Django Project Critical Evaluation

In my earlier post, I was installing Django on Mac OS X by following their own tutorial partly to get a feel for the database site of the MVC framework. This was to evaluate whether I should use an off-the-shelf framework to just build my own. My requirements are:

  • Easy to code.
  • Preferably easy to manage the database and existing data.
  • Preferably users, security etc for free.
  • Reusable View components for menus etc.
  • Quality framework-created database table structure.

I don’t want to write forms to manage the data or all the user and authentication and session stuff. I can, but I don’t want to.

After I followed the tutorial and inspected the database generated I could critically evaluate the framework.
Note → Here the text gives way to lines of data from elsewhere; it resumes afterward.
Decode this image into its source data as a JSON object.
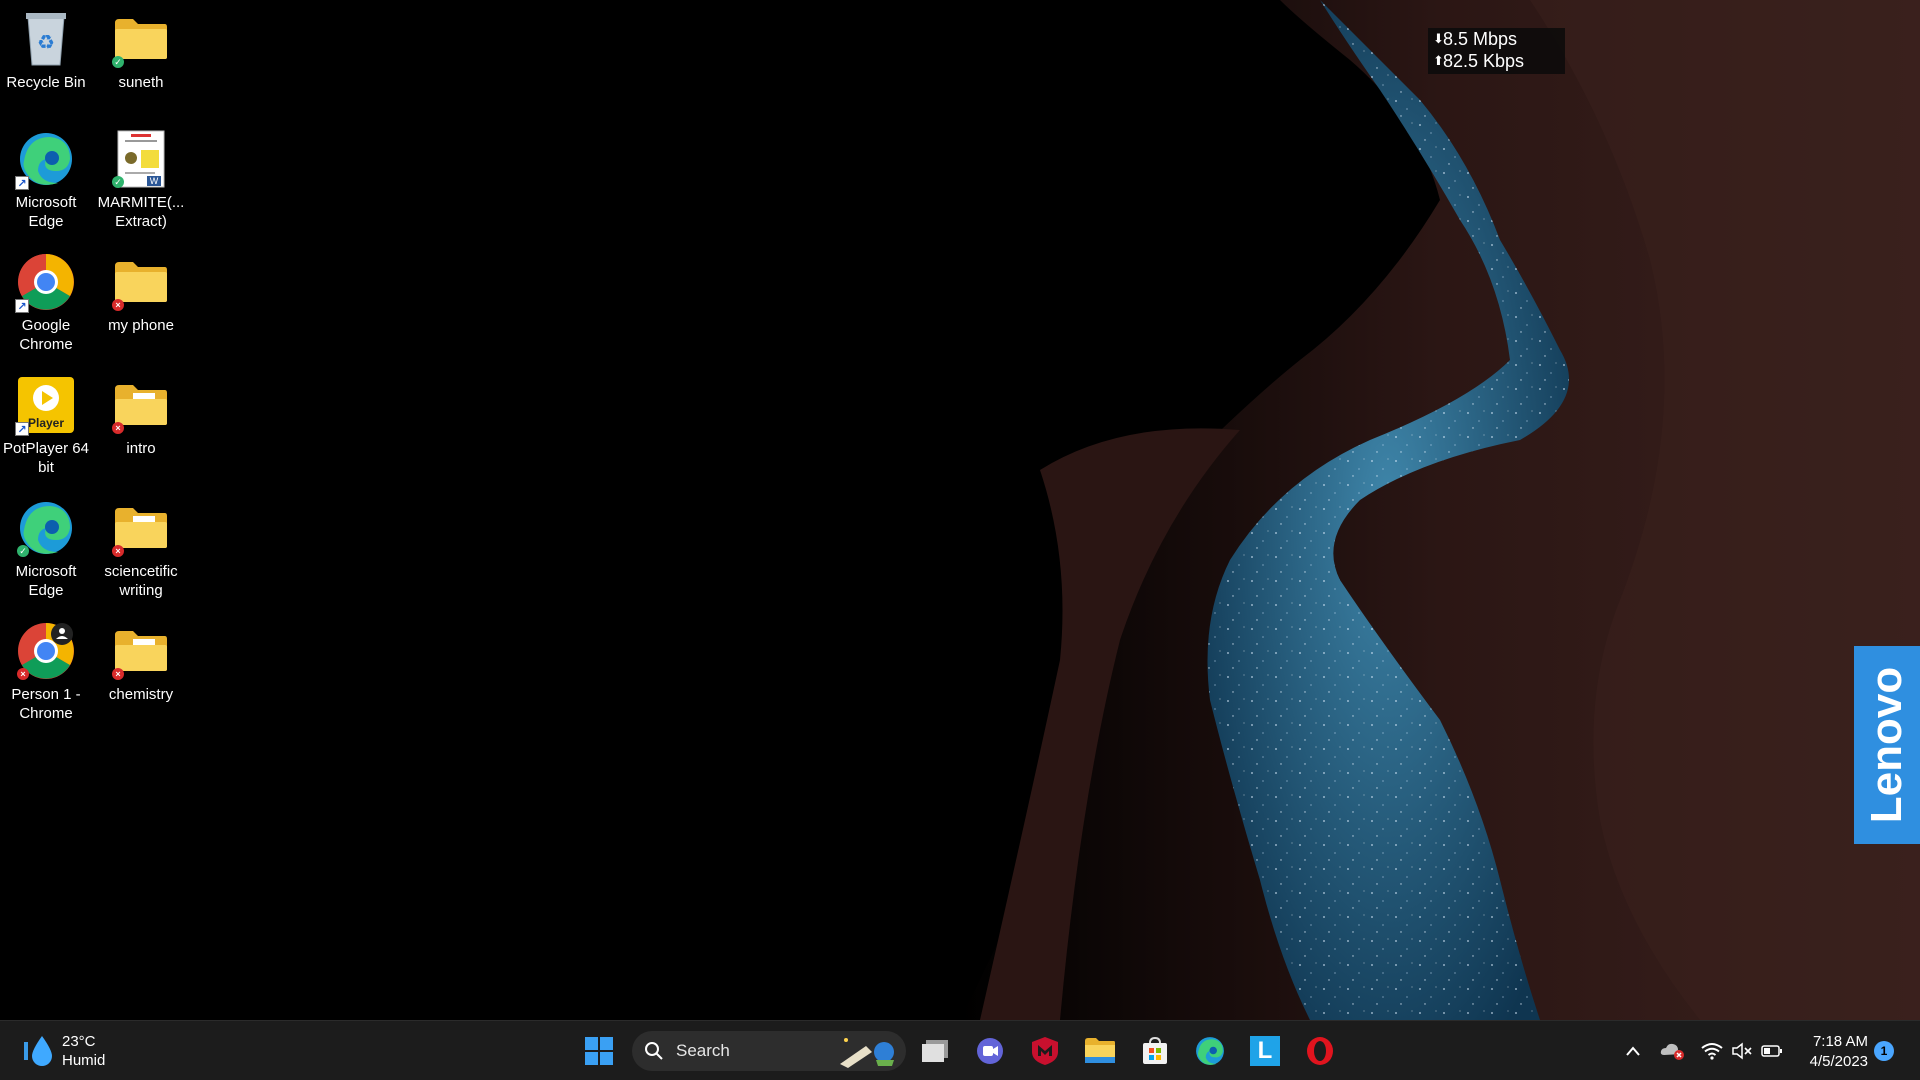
{
  "desktop": {
    "icons": [
      {
        "label": "Recycle Bin",
        "icon": "recycle-bin-icon"
      },
      {
        "label": "suneth",
        "icon": "folder-icon",
        "status": "synced"
      },
      {
        "label": "Microsoft\nEdge",
        "icon": "edge-icon",
        "shortcut": true
      },
      {
        "label": "MARMITE(...\nExtract)",
        "icon": "word-document-icon",
        "status": "synced"
      },
      {
        "label": "Google\nChrome",
        "icon": "chrome-icon",
        "shortcut": true
      },
      {
        "label": "my phone",
        "icon": "folder-icon",
        "status": "error"
      },
      {
        "label": "PotPlayer 64\nbit",
        "icon": "potplayer-icon",
        "shortcut": true,
        "icon_text": "Player"
      },
      {
        "label": "intro",
        "icon": "folder-icon",
        "status": "error"
      },
      {
        "label": "Microsoft\nEdge",
        "icon": "edge-icon",
        "status": "synced"
      },
      {
        "label": "sciencetific\nwriting",
        "icon": "folder-icon",
        "status": "error"
      },
      {
        "label": "Person 1 -\nChrome",
        "icon": "chrome-profile-icon",
        "status": "error"
      },
      {
        "label": "chemistry",
        "icon": "folder-icon",
        "status": "error"
      }
    ]
  },
  "netspeed": {
    "download": "8.5 Mbps",
    "upload": "82.5 Kbps"
  },
  "brand": {
    "text": "Lenovo",
    "color": "#2f8fe0"
  },
  "taskbar": {
    "weather": {
      "temp": "23°C",
      "condition": "Humid",
      "icon": "water-drop-icon"
    },
    "search": {
      "label": "Search"
    },
    "apps": [
      {
        "name": "start-button",
        "icon": "windows-logo-icon"
      },
      {
        "name": "task-view-button",
        "icon": "task-view-icon"
      },
      {
        "name": "teams-chat-button",
        "icon": "teams-chat-icon"
      },
      {
        "name": "mcafee-button",
        "icon": "mcafee-shield-icon"
      },
      {
        "name": "file-explorer-button",
        "icon": "folder-icon"
      },
      {
        "name": "microsoft-store-button",
        "icon": "store-icon"
      },
      {
        "name": "edge-taskbar-button",
        "icon": "edge-icon"
      },
      {
        "name": "lenovo-vantage-button",
        "icon": "lenovo-l-icon",
        "text": "L"
      },
      {
        "name": "opera-button",
        "icon": "opera-icon"
      }
    ],
    "tray": {
      "overflow": "chevron-up-icon",
      "onedrive": "onedrive-error-icon",
      "wifi": "wifi-icon",
      "volume": "volume-muted-icon",
      "battery": "battery-icon"
    },
    "clock": {
      "time": "7:18 AM",
      "date": "4/5/2023"
    },
    "notifications": {
      "count": "1"
    }
  },
  "colors": {
    "taskbar_bg": "#1c1c1c",
    "folder": "#f5c842",
    "accent": "#4aa6ff"
  }
}
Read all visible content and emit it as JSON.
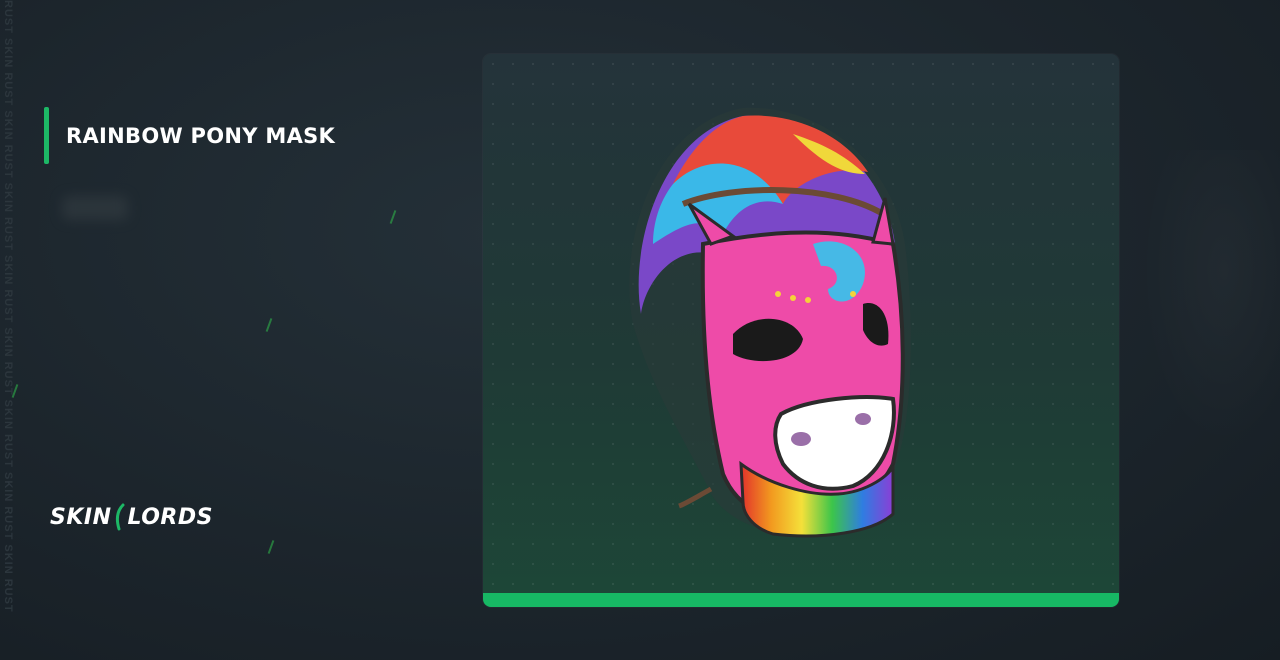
{
  "watermark": "RUST SKIN RUST SKIN RUST SKIN RUST SKIN RUST SKIN RUST SKIN RUST SKIN RUST SKIN RUST",
  "item": {
    "title": "RAINBOW PONY MASK"
  },
  "logo": {
    "part1": "SKIN",
    "part2": "LORDS"
  },
  "colors": {
    "accent": "#1db866",
    "card_bar": "#17b864",
    "background": "#1c252c"
  },
  "icons": {
    "item_image": "rainbow-pony-mask-icon",
    "logo_mark": "skinlords-slash-icon"
  }
}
Django’s model-generated-data

  • Logically structured OK
  • Table names are the same as the entity in the model, but by default prepended with the Django app name and lower-cased. (You can change the table name in the model.)
  • Foreign-keys are generated and handled sensibly.
  • There is also a Shell – which gives you programmatic access to the data model. It’s basically just a standard Python REPL with some extra enhancements for Django stuff.

Django Shell

Django’s Admin Site

  • supports multiple users
  • Seems to keep a history of the changes (the meta-data not the actual changes) as made in the Admin site.
  • Intelligently builds the forms based on the data type in the model – dates have date pickers, strings have text inputs etc.

Django Admin

Views/URL Mappings

  • Can be as simple as a return statement or return a render() method for an HTML template or any other Python library as long as it can fit into the HTTP response – JSON/PDF/HTML/media/whatever… From the website:

“Your view can read records from a database, or not. It can use a template system such as Django’s – or a third-party Python template system – or not. It can generate a PDF file, output XML, create a ZIP file on the fly, anything you want, using whatever Python libraries you want.

All Django wants is that HttpResponse. Or an exception.”

  • URLs and parameters are mapped in a separate file which ‘captures’ parts of the GET request and converts parts of it to Python variables to pass along to the appropriate view method. It seems like you can have heaps of view methods all contained in different Python files, it’s just standard Python syntax to call things and pass data around. Possibly similar to other frameworks like ASP.net which also has URL mappings.

Things I’m not sure about yet

  • Can you password protect an entire site? Like for an internal app?
  • I read somewhere about reverse engineering an existing database or even generating an ER diagram based on Django’s model. These sound pretty cool if possible.

Conclusion

  • The Django Project’s tutorial is one of the best getting-started tutorials I’ve used, props to them.  They must have tested it well, on various audiences. Only thing is some parts seem like suggestions, but it turns out later steps refer to code given so I had to go back. But if you did everything shown, you wouldn’t have this problem.
  • Programmatic testing is built right into Django, I’m surprised that you can even test Views. Not necessarily the HTML output, but at least whether or not a view gives you a particular HTTP response code – they give the example of permissions or hidding polls without questions.

I’ll finish the testing tutorial and static files tutorial later, but so far Django seems a pretty capable MVC framework and I’ll probably use it for at least some of the app ideas I have.